Le replay menacé par l’AVOD

TF1 attendait cela depuis longtemps, trop longtemps. Face à la déferlante des séries sur les plateformes, toutes les chaînes sont à l’affût de la série qui fera exploser les compteurs : unitaires, séries policières ou sujets de société, mini-séries ou saisons complètes. Grâce à leurs applications, les chaînes veulent aussi augmenter l’expérience utilisateur pour mieux fidéliser leurs téléspectateurs : preview payante, replay étendu, replay avec ou sans pub, TVOD, EST et même encore coffrets DVD et Blu-ray. Et dans cette chronologie d’exploitation, le replay occupe désormais une place stratégique : pour les audiences, pour le confort de visionnage des téléspectateurs sur tous les terminaux à toute heure et partout et bien entendu pour les recettes publicitaires.
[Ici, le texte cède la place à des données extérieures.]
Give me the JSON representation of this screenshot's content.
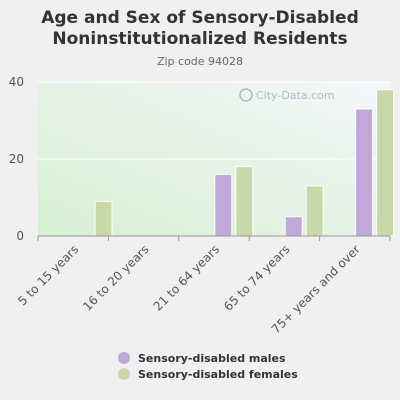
{
  "chart_data": {
    "type": "bar",
    "title": "Age and Sex of Sensory-Disabled Noninstitutionalized Residents",
    "subtitle": "Zip code 94028",
    "watermark": "City-Data.com",
    "categories": [
      "5 to 15 years",
      "16 to 20 years",
      "21 to 64 years",
      "65 to 74 years",
      "75+ years and over"
    ],
    "series": [
      {
        "name": "Sensory-disabled males",
        "values": [
          0,
          0,
          16,
          5,
          33
        ],
        "color": "#c0a8d8"
      },
      {
        "name": "Sensory-disabled females",
        "values": [
          9,
          0,
          18,
          13,
          38
        ],
        "color": "#c8d8a8"
      }
    ],
    "ylim": [
      0,
      40
    ],
    "yticks": [
      0,
      20,
      40
    ],
    "xlabel": "",
    "ylabel": "",
    "grid": true,
    "legend": "bottom"
  }
}
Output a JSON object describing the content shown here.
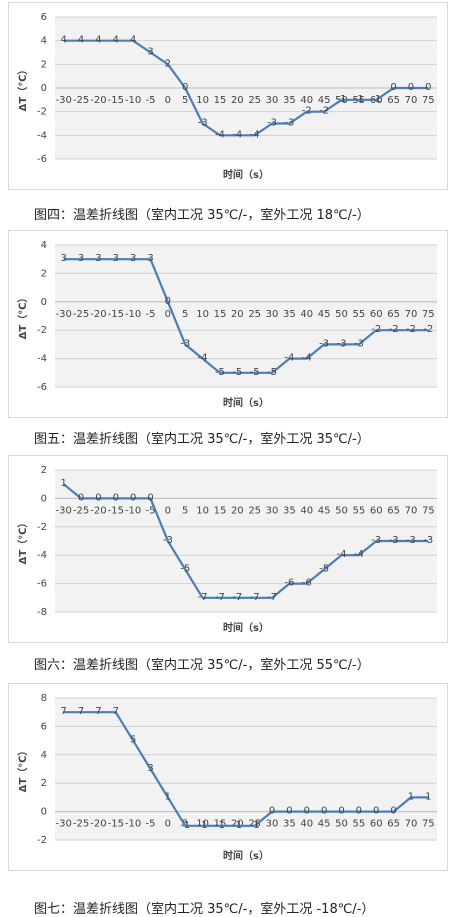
{
  "chart_data": [
    {
      "type": "line",
      "caption": "图四：温差折线图（室内工况 35℃/-，室外工况 18℃/-）",
      "x_label": "时间（s）",
      "y_label": "ΔT（℃）",
      "categories": [
        -30,
        -25,
        -20,
        -15,
        -10,
        -5,
        0,
        5,
        10,
        15,
        20,
        25,
        30,
        35,
        40,
        45,
        50,
        55,
        60,
        65,
        70,
        75
      ],
      "series": [
        {
          "color": "#4a7ebb",
          "values": [
            4,
            4,
            4,
            4,
            4,
            3,
            2,
            0,
            -3,
            -4,
            -4,
            -4,
            -3,
            -3,
            -2,
            -2,
            -1,
            -1,
            -1,
            0,
            0,
            0
          ]
        }
      ],
      "ylim": [
        -6,
        6
      ],
      "yticks": [
        -6,
        -4,
        -2,
        0,
        2,
        4,
        6
      ],
      "grid": true
    },
    {
      "type": "line",
      "caption": "图五：温差折线图（室内工况 35℃/-，室外工况 35℃/-）",
      "x_label": "时间（s）",
      "y_label": "ΔT（℃）",
      "categories": [
        -30,
        -25,
        -20,
        -15,
        -10,
        -5,
        0,
        5,
        10,
        15,
        20,
        25,
        30,
        35,
        40,
        45,
        50,
        55,
        60,
        65,
        70,
        75
      ],
      "series": [
        {
          "color": "#4a7ebb",
          "values": [
            3,
            3,
            3,
            3,
            3,
            3,
            0,
            -3,
            -4,
            -5,
            -5,
            -5,
            -5,
            -4,
            -4,
            -3,
            -3,
            -3,
            -2,
            -2,
            -2,
            -2
          ]
        }
      ],
      "ylim": [
        -6,
        4
      ],
      "yticks": [
        -6,
        -4,
        -2,
        0,
        2,
        4
      ],
      "grid": true
    },
    {
      "type": "line",
      "caption": "图六：温差折线图（室内工况 35℃/-，室外工况 55℃/-）",
      "x_label": "时间（s）",
      "y_label": "ΔT（℃）",
      "categories": [
        -30,
        -25,
        -20,
        -15,
        -10,
        -5,
        0,
        5,
        10,
        15,
        20,
        25,
        30,
        35,
        40,
        45,
        50,
        55,
        60,
        65,
        70,
        75
      ],
      "series": [
        {
          "color": "#4a7ebb",
          "values": [
            1,
            0,
            0,
            0,
            0,
            0,
            -3,
            -5,
            -7,
            -7,
            -7,
            -7,
            -7,
            -6,
            -6,
            -5,
            -4,
            -4,
            -3,
            -3,
            -3,
            -3
          ]
        }
      ],
      "ylim": [
        -8,
        2
      ],
      "yticks": [
        -8,
        -6,
        -4,
        -2,
        0,
        2
      ],
      "grid": true
    },
    {
      "type": "line",
      "caption": "图七：温差折线图（室内工况 35℃/-，室外工况 -18℃/-）",
      "x_label": "时间（s）",
      "y_label": "ΔT（℃）",
      "categories": [
        -30,
        -25,
        -20,
        -15,
        -10,
        -5,
        0,
        5,
        10,
        15,
        20,
        25,
        30,
        35,
        40,
        45,
        50,
        55,
        60,
        65,
        70,
        75
      ],
      "series": [
        {
          "color": "#4a7ebb",
          "values": [
            7,
            7,
            7,
            7,
            5,
            3,
            1,
            -1,
            -1,
            -1,
            -1,
            -1,
            0,
            0,
            0,
            0,
            0,
            0,
            0,
            0,
            1,
            1
          ]
        }
      ],
      "ylim": [
        -2,
        8
      ],
      "yticks": [
        -2,
        0,
        2,
        4,
        6,
        8
      ],
      "grid": true
    }
  ]
}
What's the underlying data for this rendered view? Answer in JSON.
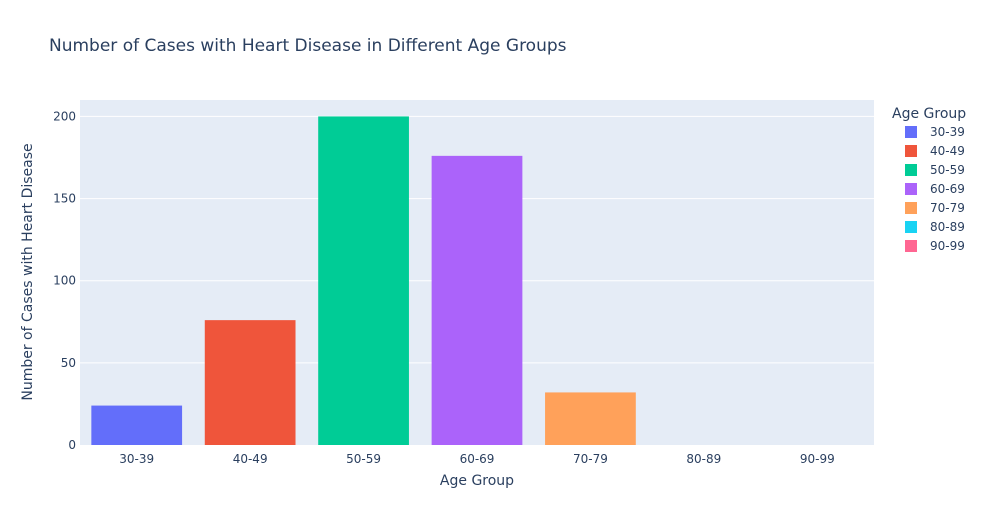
{
  "chart_data": {
    "type": "bar",
    "title": "Number of Cases with Heart Disease in Different Age Groups",
    "xlabel": "Age Group",
    "ylabel": "Number of Cases with Heart Disease",
    "ylim": [
      0,
      210
    ],
    "yticks": [
      0,
      50,
      100,
      150,
      200
    ],
    "grid": true,
    "legend": {
      "title": "Age Group",
      "placement": "right"
    },
    "categories": [
      "30-39",
      "40-49",
      "50-59",
      "60-69",
      "70-79",
      "80-89",
      "90-99"
    ],
    "series": [
      {
        "name": "30-39",
        "category": "30-39",
        "value": 24,
        "color": "#636efa"
      },
      {
        "name": "40-49",
        "category": "40-49",
        "value": 76,
        "color": "#ef553b"
      },
      {
        "name": "50-59",
        "category": "50-59",
        "value": 200,
        "color": "#00cc96"
      },
      {
        "name": "60-69",
        "category": "60-69",
        "value": 176,
        "color": "#ab63fa"
      },
      {
        "name": "70-79",
        "category": "70-79",
        "value": 32,
        "color": "#ffa15a"
      },
      {
        "name": "80-89",
        "category": "80-89",
        "value": 0,
        "color": "#19d3f3"
      },
      {
        "name": "90-99",
        "category": "90-99",
        "value": 0,
        "color": "#ff6692"
      }
    ],
    "colors": {
      "plot_background": "#e5ecf6",
      "gridline": "#ffffff",
      "text": "#2a3f5f"
    }
  }
}
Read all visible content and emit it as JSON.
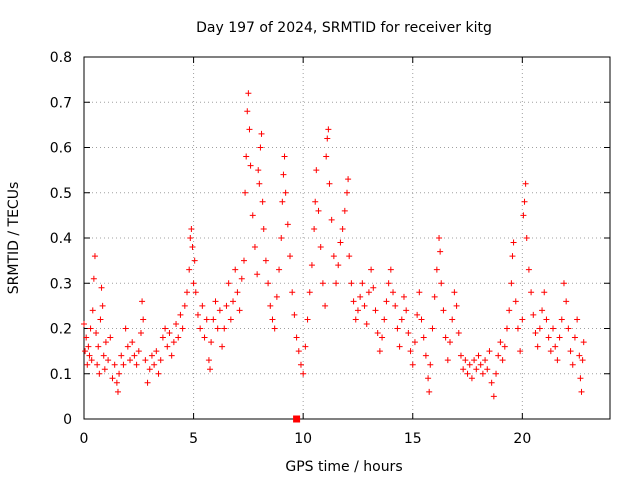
{
  "chart_data": {
    "type": "scatter",
    "title": "Day 197 of 2024, SRMTID for receiver kitg",
    "xlabel": "GPS time / hours",
    "ylabel": "SRMTID / TECUs",
    "xlim": [
      0,
      24
    ],
    "ylim": [
      0,
      0.8
    ],
    "xticks": [
      0,
      5,
      10,
      15,
      20
    ],
    "xtick_labels": [
      "0",
      "5",
      "10",
      "15",
      "20"
    ],
    "yticks": [
      0,
      0.1,
      0.2,
      0.3,
      0.4,
      0.5,
      0.6,
      0.7,
      0.8
    ],
    "ytick_labels": [
      "0",
      "0.1",
      "0.2",
      "0.3",
      "0.4",
      "0.5",
      "0.6",
      "0.7",
      "0.8"
    ],
    "grid": true,
    "color": "#ff0000",
    "marker": "plus",
    "baseline_marker": {
      "x": 9.7,
      "y": 0,
      "marker": "square"
    },
    "series": [
      {
        "name": "SRMTID kitg",
        "points": [
          [
            0.0,
            0.21
          ],
          [
            0.05,
            0.15
          ],
          [
            0.1,
            0.18
          ],
          [
            0.15,
            0.12
          ],
          [
            0.2,
            0.16
          ],
          [
            0.25,
            0.14
          ],
          [
            0.3,
            0.2
          ],
          [
            0.35,
            0.13
          ],
          [
            0.4,
            0.24
          ],
          [
            0.45,
            0.31
          ],
          [
            0.5,
            0.36
          ],
          [
            0.55,
            0.19
          ],
          [
            0.6,
            0.12
          ],
          [
            0.65,
            0.16
          ],
          [
            0.7,
            0.1
          ],
          [
            0.75,
            0.22
          ],
          [
            0.8,
            0.29
          ],
          [
            0.85,
            0.25
          ],
          [
            0.9,
            0.14
          ],
          [
            0.95,
            0.11
          ],
          [
            1.0,
            0.17
          ],
          [
            1.1,
            0.13
          ],
          [
            1.2,
            0.18
          ],
          [
            1.3,
            0.09
          ],
          [
            1.4,
            0.12
          ],
          [
            1.5,
            0.08
          ],
          [
            1.55,
            0.06
          ],
          [
            1.6,
            0.1
          ],
          [
            1.7,
            0.14
          ],
          [
            1.8,
            0.12
          ],
          [
            1.9,
            0.2
          ],
          [
            2.0,
            0.16
          ],
          [
            2.1,
            0.13
          ],
          [
            2.2,
            0.17
          ],
          [
            2.3,
            0.14
          ],
          [
            2.4,
            0.12
          ],
          [
            2.5,
            0.15
          ],
          [
            2.6,
            0.19
          ],
          [
            2.65,
            0.26
          ],
          [
            2.7,
            0.22
          ],
          [
            2.8,
            0.13
          ],
          [
            2.9,
            0.08
          ],
          [
            3.0,
            0.11
          ],
          [
            3.1,
            0.14
          ],
          [
            3.2,
            0.12
          ],
          [
            3.3,
            0.15
          ],
          [
            3.4,
            0.1
          ],
          [
            3.5,
            0.13
          ],
          [
            3.6,
            0.18
          ],
          [
            3.7,
            0.2
          ],
          [
            3.8,
            0.16
          ],
          [
            3.9,
            0.19
          ],
          [
            4.0,
            0.14
          ],
          [
            4.1,
            0.17
          ],
          [
            4.2,
            0.21
          ],
          [
            4.3,
            0.18
          ],
          [
            4.4,
            0.23
          ],
          [
            4.5,
            0.2
          ],
          [
            4.6,
            0.25
          ],
          [
            4.7,
            0.28
          ],
          [
            4.8,
            0.33
          ],
          [
            4.85,
            0.4
          ],
          [
            4.9,
            0.42
          ],
          [
            4.95,
            0.38
          ],
          [
            5.0,
            0.3
          ],
          [
            5.05,
            0.35
          ],
          [
            5.1,
            0.28
          ],
          [
            5.2,
            0.23
          ],
          [
            5.3,
            0.2
          ],
          [
            5.4,
            0.25
          ],
          [
            5.5,
            0.18
          ],
          [
            5.6,
            0.22
          ],
          [
            5.7,
            0.13
          ],
          [
            5.75,
            0.11
          ],
          [
            5.8,
            0.17
          ],
          [
            5.9,
            0.22
          ],
          [
            6.0,
            0.26
          ],
          [
            6.1,
            0.2
          ],
          [
            6.2,
            0.24
          ],
          [
            6.3,
            0.16
          ],
          [
            6.4,
            0.2
          ],
          [
            6.5,
            0.25
          ],
          [
            6.6,
            0.3
          ],
          [
            6.7,
            0.22
          ],
          [
            6.8,
            0.26
          ],
          [
            6.9,
            0.33
          ],
          [
            7.0,
            0.28
          ],
          [
            7.1,
            0.24
          ],
          [
            7.2,
            0.31
          ],
          [
            7.3,
            0.35
          ],
          [
            7.35,
            0.5
          ],
          [
            7.4,
            0.58
          ],
          [
            7.45,
            0.68
          ],
          [
            7.5,
            0.72
          ],
          [
            7.55,
            0.64
          ],
          [
            7.6,
            0.56
          ],
          [
            7.7,
            0.45
          ],
          [
            7.8,
            0.38
          ],
          [
            7.9,
            0.32
          ],
          [
            7.95,
            0.55
          ],
          [
            8.0,
            0.52
          ],
          [
            8.05,
            0.6
          ],
          [
            8.1,
            0.63
          ],
          [
            8.15,
            0.48
          ],
          [
            8.2,
            0.42
          ],
          [
            8.3,
            0.35
          ],
          [
            8.4,
            0.3
          ],
          [
            8.5,
            0.25
          ],
          [
            8.6,
            0.22
          ],
          [
            8.7,
            0.2
          ],
          [
            8.8,
            0.27
          ],
          [
            8.9,
            0.33
          ],
          [
            9.0,
            0.4
          ],
          [
            9.05,
            0.48
          ],
          [
            9.1,
            0.54
          ],
          [
            9.15,
            0.58
          ],
          [
            9.2,
            0.5
          ],
          [
            9.3,
            0.43
          ],
          [
            9.4,
            0.36
          ],
          [
            9.5,
            0.28
          ],
          [
            9.6,
            0.23
          ],
          [
            9.7,
            0.18
          ],
          [
            9.8,
            0.15
          ],
          [
            9.9,
            0.12
          ],
          [
            10.0,
            0.1
          ],
          [
            10.1,
            0.16
          ],
          [
            10.2,
            0.22
          ],
          [
            10.3,
            0.28
          ],
          [
            10.4,
            0.34
          ],
          [
            10.5,
            0.42
          ],
          [
            10.55,
            0.48
          ],
          [
            10.6,
            0.55
          ],
          [
            10.7,
            0.46
          ],
          [
            10.8,
            0.38
          ],
          [
            10.9,
            0.3
          ],
          [
            11.0,
            0.25
          ],
          [
            11.05,
            0.58
          ],
          [
            11.1,
            0.62
          ],
          [
            11.15,
            0.64
          ],
          [
            11.2,
            0.52
          ],
          [
            11.3,
            0.44
          ],
          [
            11.4,
            0.36
          ],
          [
            11.5,
            0.3
          ],
          [
            11.6,
            0.34
          ],
          [
            11.7,
            0.39
          ],
          [
            11.8,
            0.42
          ],
          [
            11.9,
            0.46
          ],
          [
            12.0,
            0.5
          ],
          [
            12.05,
            0.53
          ],
          [
            12.1,
            0.36
          ],
          [
            12.2,
            0.3
          ],
          [
            12.3,
            0.26
          ],
          [
            12.4,
            0.22
          ],
          [
            12.5,
            0.24
          ],
          [
            12.6,
            0.27
          ],
          [
            12.7,
            0.3
          ],
          [
            12.8,
            0.25
          ],
          [
            12.9,
            0.21
          ],
          [
            13.0,
            0.28
          ],
          [
            13.1,
            0.33
          ],
          [
            13.2,
            0.29
          ],
          [
            13.3,
            0.24
          ],
          [
            13.4,
            0.19
          ],
          [
            13.5,
            0.15
          ],
          [
            13.6,
            0.18
          ],
          [
            13.7,
            0.22
          ],
          [
            13.8,
            0.26
          ],
          [
            13.9,
            0.3
          ],
          [
            14.0,
            0.33
          ],
          [
            14.1,
            0.28
          ],
          [
            14.2,
            0.25
          ],
          [
            14.3,
            0.2
          ],
          [
            14.4,
            0.16
          ],
          [
            14.5,
            0.22
          ],
          [
            14.6,
            0.27
          ],
          [
            14.7,
            0.24
          ],
          [
            14.8,
            0.19
          ],
          [
            14.9,
            0.15
          ],
          [
            15.0,
            0.12
          ],
          [
            15.1,
            0.17
          ],
          [
            15.2,
            0.23
          ],
          [
            15.3,
            0.28
          ],
          [
            15.4,
            0.22
          ],
          [
            15.5,
            0.18
          ],
          [
            15.6,
            0.14
          ],
          [
            15.7,
            0.09
          ],
          [
            15.75,
            0.06
          ],
          [
            15.8,
            0.12
          ],
          [
            15.9,
            0.2
          ],
          [
            16.0,
            0.27
          ],
          [
            16.1,
            0.33
          ],
          [
            16.2,
            0.4
          ],
          [
            16.25,
            0.37
          ],
          [
            16.3,
            0.3
          ],
          [
            16.4,
            0.24
          ],
          [
            16.5,
            0.18
          ],
          [
            16.6,
            0.13
          ],
          [
            16.7,
            0.17
          ],
          [
            16.8,
            0.22
          ],
          [
            16.9,
            0.28
          ],
          [
            17.0,
            0.25
          ],
          [
            17.1,
            0.19
          ],
          [
            17.2,
            0.14
          ],
          [
            17.3,
            0.11
          ],
          [
            17.4,
            0.13
          ],
          [
            17.5,
            0.1
          ],
          [
            17.6,
            0.12
          ],
          [
            17.7,
            0.09
          ],
          [
            17.8,
            0.13
          ],
          [
            17.9,
            0.11
          ],
          [
            18.0,
            0.14
          ],
          [
            18.1,
            0.12
          ],
          [
            18.2,
            0.1
          ],
          [
            18.3,
            0.13
          ],
          [
            18.4,
            0.11
          ],
          [
            18.5,
            0.15
          ],
          [
            18.6,
            0.08
          ],
          [
            18.7,
            0.05
          ],
          [
            18.8,
            0.1
          ],
          [
            18.9,
            0.14
          ],
          [
            19.0,
            0.17
          ],
          [
            19.1,
            0.13
          ],
          [
            19.2,
            0.16
          ],
          [
            19.3,
            0.2
          ],
          [
            19.4,
            0.24
          ],
          [
            19.5,
            0.3
          ],
          [
            19.55,
            0.36
          ],
          [
            19.6,
            0.39
          ],
          [
            19.7,
            0.26
          ],
          [
            19.8,
            0.2
          ],
          [
            19.9,
            0.15
          ],
          [
            20.0,
            0.22
          ],
          [
            20.05,
            0.45
          ],
          [
            20.1,
            0.48
          ],
          [
            20.15,
            0.52
          ],
          [
            20.2,
            0.4
          ],
          [
            20.3,
            0.33
          ],
          [
            20.4,
            0.28
          ],
          [
            20.5,
            0.23
          ],
          [
            20.6,
            0.19
          ],
          [
            20.7,
            0.16
          ],
          [
            20.8,
            0.2
          ],
          [
            20.9,
            0.24
          ],
          [
            21.0,
            0.28
          ],
          [
            21.1,
            0.22
          ],
          [
            21.2,
            0.18
          ],
          [
            21.3,
            0.15
          ],
          [
            21.4,
            0.2
          ],
          [
            21.5,
            0.16
          ],
          [
            21.6,
            0.13
          ],
          [
            21.7,
            0.18
          ],
          [
            21.8,
            0.22
          ],
          [
            21.9,
            0.3
          ],
          [
            22.0,
            0.26
          ],
          [
            22.1,
            0.2
          ],
          [
            22.2,
            0.15
          ],
          [
            22.3,
            0.12
          ],
          [
            22.4,
            0.18
          ],
          [
            22.5,
            0.22
          ],
          [
            22.6,
            0.14
          ],
          [
            22.65,
            0.09
          ],
          [
            22.7,
            0.06
          ],
          [
            22.75,
            0.13
          ],
          [
            22.8,
            0.17
          ]
        ]
      }
    ]
  }
}
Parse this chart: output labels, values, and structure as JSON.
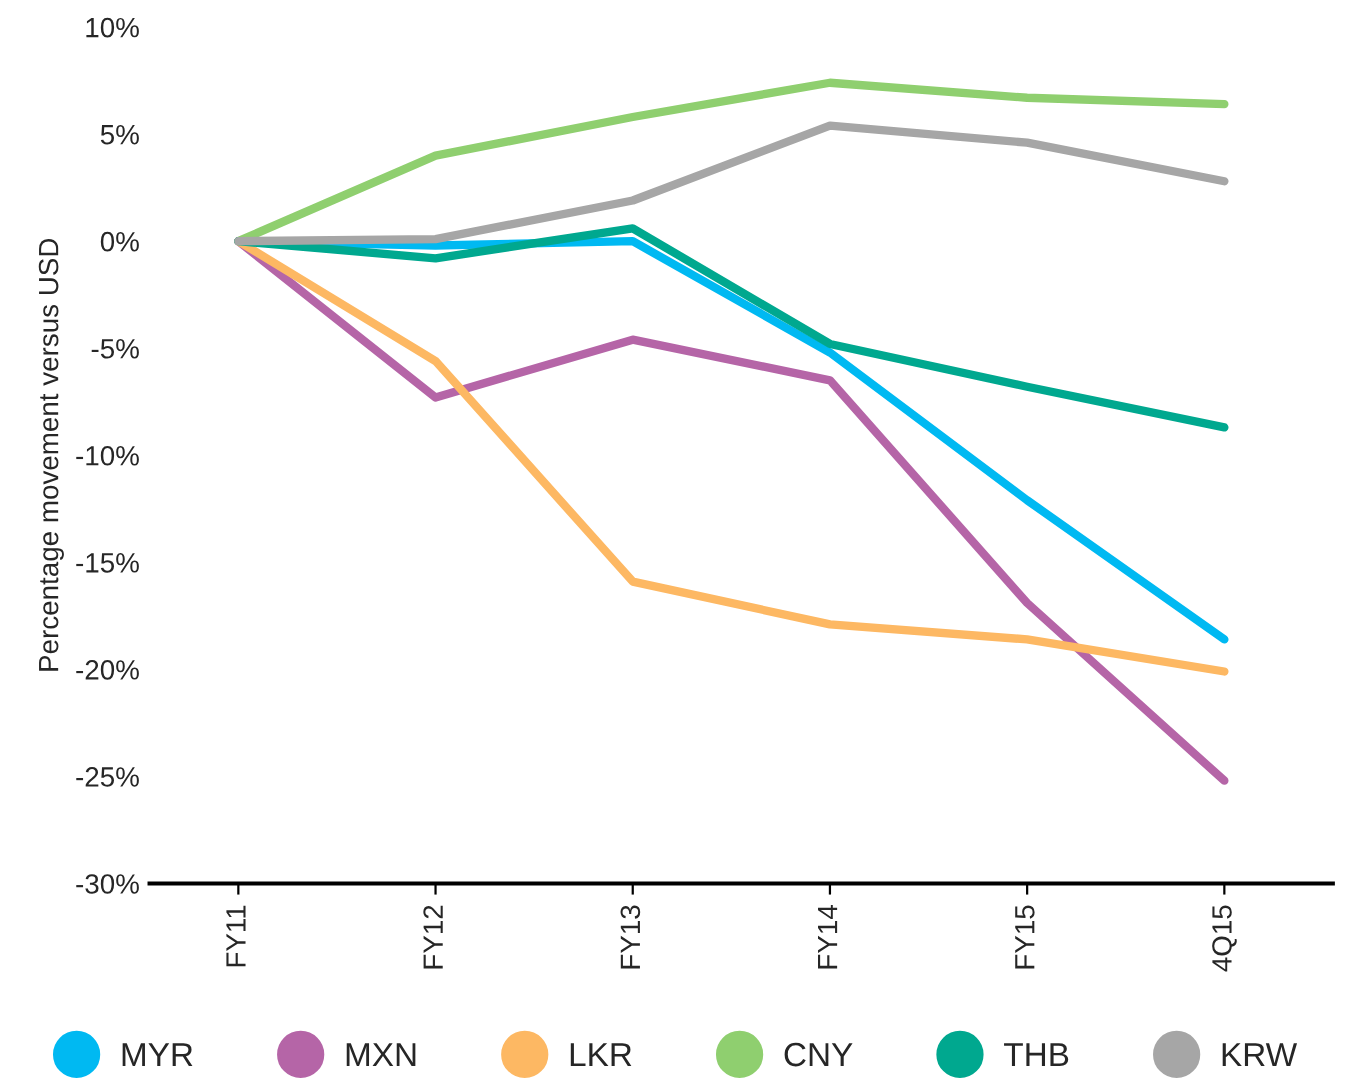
{
  "chart_data": {
    "type": "line",
    "ylabel": "Percentage movement versus USD",
    "categories": [
      "FY11",
      "FY12",
      "FY13",
      "FY14",
      "FY15",
      "4Q15"
    ],
    "series": [
      {
        "name": "MYR",
        "color": "#00b9f2",
        "values": [
          0,
          -0.2,
          0,
          -5.2,
          -12.1,
          -18.6
        ]
      },
      {
        "name": "MXN",
        "color": "#b565a7",
        "values": [
          0,
          -7.3,
          -4.6,
          -6.5,
          -16.9,
          -25.2
        ]
      },
      {
        "name": "LKR",
        "color": "#fdb863",
        "values": [
          0,
          -5.6,
          -15.9,
          -17.9,
          -18.6,
          -20.1
        ]
      },
      {
        "name": "CNY",
        "color": "#8fcf6f",
        "values": [
          0,
          4.0,
          5.8,
          7.4,
          6.7,
          6.4
        ]
      },
      {
        "name": "THB",
        "color": "#00a88f",
        "values": [
          0,
          -0.8,
          0.6,
          -4.8,
          -6.8,
          -8.7
        ]
      },
      {
        "name": "KRW",
        "color": "#a6a6a6",
        "values": [
          0,
          0.1,
          1.9,
          5.4,
          4.6,
          2.8
        ]
      }
    ],
    "ylim": [
      -30,
      10
    ],
    "yticks": [
      {
        "value": -30,
        "label": "-30%"
      },
      {
        "value": -25,
        "label": "-25%"
      },
      {
        "value": -20,
        "label": "-20%"
      },
      {
        "value": -15,
        "label": "-15%"
      },
      {
        "value": -10,
        "label": "-10%"
      },
      {
        "value": -5,
        "label": "-5%"
      },
      {
        "value": 0,
        "label": "0%"
      },
      {
        "value": 5,
        "label": "5%"
      },
      {
        "value": 10,
        "label": "10%"
      }
    ],
    "grid": false,
    "legend": "bottom",
    "marker": "none",
    "line_style": "solid"
  }
}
9,1 milliards de vidéos en replay

Avec sa série HPI, TF1 a réussi le grand chelem. Critique positive, audiences qui dépassent 10 millions de téléspectateurs et un replay qui bat tous les records en dépassant 2 millions de téléspectateurs supplémentaires.

En quelques années, le replay est donc devenu le complément d’audience indispensable des programmes TV. Les chiffres publiés par le CNC en témoignent : en 2020, 9,1 milliards de vidéos ont été visionnées sur les services de Télévision de Rattrapage contre 9,3 milliards en 2019, soit une baisse de 2,3 % sur un an. En cinq ans, la consommation de télévision de rattrapage a été multipliée par 1,8. En 2020, 25,3 millions de vidéos sont consommées en moyenne chaque jour en télévision de rattrapage (25,5 millions en 2019). La consommation de télévision en ligne (qui inclut la TVR ainsi que les bonus et la consommation des chaînes en direct sur les autres supports que la télévision) est en progression sur tous les supports, excepté sur la télévision (-3,9 % à 3,2 milliards de vidéos vues). La plus forte croissance est enregistrée sur l’ordinateur (+4,0 %). En 2020, 1,8 milliard de vidéos sont visionnées sur un écran de télévision (-3,9 %) et 5,4 milliards sur un appareil mobile (+1,4 %) dont 4,3 milliards sur un téléphone mobile (+1,4 %) et 1,2 milliard sur une tablette (+1,6%). 

En 2020, pour la cinquième année consécutive, le mobile confirme son statut de premier support de consommation de la télévision en ligne.

Des recettes publicitaires qui ne décollent pas

Mais à bien y regarder, le bilan de la télévision de rattrapage publié par le CNC comporte une information pour le moins surprenante : le chiffre d’affaires du replay ne décolle pas, pire il a reculé de 7,4% en 2020 à 125 millions d’euros. 125 millions d’euros pour 9,1 milliards de vidéos vues. Soit 14 euros pour 1000 vidéos vues. Dans le même temps, on assiste à l’émergence d’une nouvelle forme de replay, pas forcément proposée par des chaînes de télévision, c’est l’AVOD, c’est-à-dire la vidéo à la demande gratuite avec de la publicité. L’AVOD se décline en deux formats : soit sous forme de fausse chaîne TV linéaire, souvent appelée FAST (Free Ad-supported Streaming Television) soit sous forme de site de vidéo à la demande gratuit. En France, plusieurs opérateurs occupent le marché (RakutenTV, Pluto TV, MolotovTV avec Mango, mais aussi Samsung avec son offre Samsung TV+) et d’autres devraient arriver prochainement. Aux Etats-Unis, le marché est en pleine ébullition et les offres sont de plus en plus nombreuses. Le cabinet britannique Digital TV Research estime que les dépenses publicitaires grimperont de 144% entre 2020 et 2026 pour atteindre un chiffre d’affaires de 66 milliards de dollars dans 138 pays.

La déferlante AVOD

Alors, est-ce que le replay à la française va pouvoir résister à la déferlante de l’AVOD ? La BVOD (broadcast VOD, comme l’appellent les anglo-saxons) aura-t-elle la capacité à endiguer l’arrivée d’acteurs internationaux, studios ou nouveaux acteurs, qui vont proposer des dizaines de chaînes FAST et de services AVOD ? Car le marché publicitaire n’est pas extensible et même si le CPM du replay tricolore semble être assez proche de celui des premiers services de AVOD (autour de 14 euros du mille), la bataille va se durcir. L’un des points clés sera la capacité des acteurs locaux à intégrer les technologies de ciblage et de personnalisation, la fameuse publicité adressée. Dans ce contexte, le rapprochement de TF1 et de M6 pourrait faciliter la consolidation d’une offre AVOD qui truste une bonne partie des meilleures audiences du PAF.